Difficulty: Intermediate to High
Have you ever wanted to host a website or other web service without exposing your home IP address or paying for a gigantic VPS (Virtual Private Server)? While VPSs tend to be rather generous on bandwidth they tend to be rather stingy on storage space and general compute power. If I want the VPS with 500GB of storage space to host a clearnet Bitcoin node, I’m going to have to pay a pretty high reoccurring fee. I’m going to explain a method which leverages Firewalld and Wireguard VPN to allow public hosting with a very modestly priced VPS. With this method you’ll be able to leverage your existing home storage and compute resources to do the heavy lifting on your home network while getting the benefit making your application public without exposing your home IP address. This solution will work even if you are stuck behind the dreaded Carrier Grade NAT.

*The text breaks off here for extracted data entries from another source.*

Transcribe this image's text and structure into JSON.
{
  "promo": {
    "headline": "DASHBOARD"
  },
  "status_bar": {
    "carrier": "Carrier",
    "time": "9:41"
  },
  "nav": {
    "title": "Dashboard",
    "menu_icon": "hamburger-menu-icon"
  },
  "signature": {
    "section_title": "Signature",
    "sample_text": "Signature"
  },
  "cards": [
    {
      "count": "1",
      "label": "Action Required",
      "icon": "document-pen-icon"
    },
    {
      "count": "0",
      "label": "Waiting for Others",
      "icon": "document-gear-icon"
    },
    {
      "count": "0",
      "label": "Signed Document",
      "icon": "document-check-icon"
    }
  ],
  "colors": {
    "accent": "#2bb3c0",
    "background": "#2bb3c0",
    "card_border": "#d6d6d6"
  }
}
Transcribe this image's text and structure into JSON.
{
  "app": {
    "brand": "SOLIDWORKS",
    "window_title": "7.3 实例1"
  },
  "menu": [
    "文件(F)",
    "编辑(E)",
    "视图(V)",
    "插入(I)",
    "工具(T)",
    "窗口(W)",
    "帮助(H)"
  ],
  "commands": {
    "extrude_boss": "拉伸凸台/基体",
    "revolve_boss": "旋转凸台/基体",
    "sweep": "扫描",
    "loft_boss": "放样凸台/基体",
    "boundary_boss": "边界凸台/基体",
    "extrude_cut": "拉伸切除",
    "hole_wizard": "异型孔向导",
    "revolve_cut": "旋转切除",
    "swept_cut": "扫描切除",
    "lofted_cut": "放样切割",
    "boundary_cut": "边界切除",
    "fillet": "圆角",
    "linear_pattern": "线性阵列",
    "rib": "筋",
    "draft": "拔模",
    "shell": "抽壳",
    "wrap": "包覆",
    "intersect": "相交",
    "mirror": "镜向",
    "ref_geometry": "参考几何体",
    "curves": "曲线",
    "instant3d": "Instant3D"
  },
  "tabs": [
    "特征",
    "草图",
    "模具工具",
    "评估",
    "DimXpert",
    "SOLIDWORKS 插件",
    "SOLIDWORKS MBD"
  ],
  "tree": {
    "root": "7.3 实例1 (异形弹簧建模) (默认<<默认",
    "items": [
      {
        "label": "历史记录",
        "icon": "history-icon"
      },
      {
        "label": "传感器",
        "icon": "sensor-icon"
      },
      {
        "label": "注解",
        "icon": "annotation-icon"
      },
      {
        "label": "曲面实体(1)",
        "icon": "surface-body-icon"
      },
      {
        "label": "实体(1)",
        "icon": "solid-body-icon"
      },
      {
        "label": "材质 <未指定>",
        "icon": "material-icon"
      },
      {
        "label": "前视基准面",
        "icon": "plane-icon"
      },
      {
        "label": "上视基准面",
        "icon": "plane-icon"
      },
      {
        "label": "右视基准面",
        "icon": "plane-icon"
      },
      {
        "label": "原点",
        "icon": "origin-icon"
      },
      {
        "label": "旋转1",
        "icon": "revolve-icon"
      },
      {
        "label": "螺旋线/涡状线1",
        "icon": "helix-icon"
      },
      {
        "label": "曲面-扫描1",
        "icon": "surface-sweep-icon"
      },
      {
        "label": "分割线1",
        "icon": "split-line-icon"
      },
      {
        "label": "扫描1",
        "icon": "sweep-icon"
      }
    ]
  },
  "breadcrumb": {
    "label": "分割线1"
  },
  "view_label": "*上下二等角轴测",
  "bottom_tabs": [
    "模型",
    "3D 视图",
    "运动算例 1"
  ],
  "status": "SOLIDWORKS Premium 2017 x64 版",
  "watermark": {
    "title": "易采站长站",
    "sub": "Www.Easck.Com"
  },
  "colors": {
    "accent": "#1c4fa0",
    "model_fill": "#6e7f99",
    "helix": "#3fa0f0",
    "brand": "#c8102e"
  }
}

The idea is that you’ll actually run your service from your home network but through the magic of VPN and NAT (Network Address Translation) technology the service can be made available on the public internet. I run a VM (Virtual Machine) host via KVM at my home but this should work equally well with a Raspberry Pi or similar less powerful computer. I would consider this deployment to be of intermediate to high level difficulty depending on your knowledge of Linux and general networking. For this example I’m going to make my BTCPay Server, which I run on my local network, publicly available on the IPv4 internet. I’ll do this without needing an expensive VPS with enough storage for a full Bitcoin node or without exposing my home IP address. See the image above for a high-level overview of what we’ll be configuring.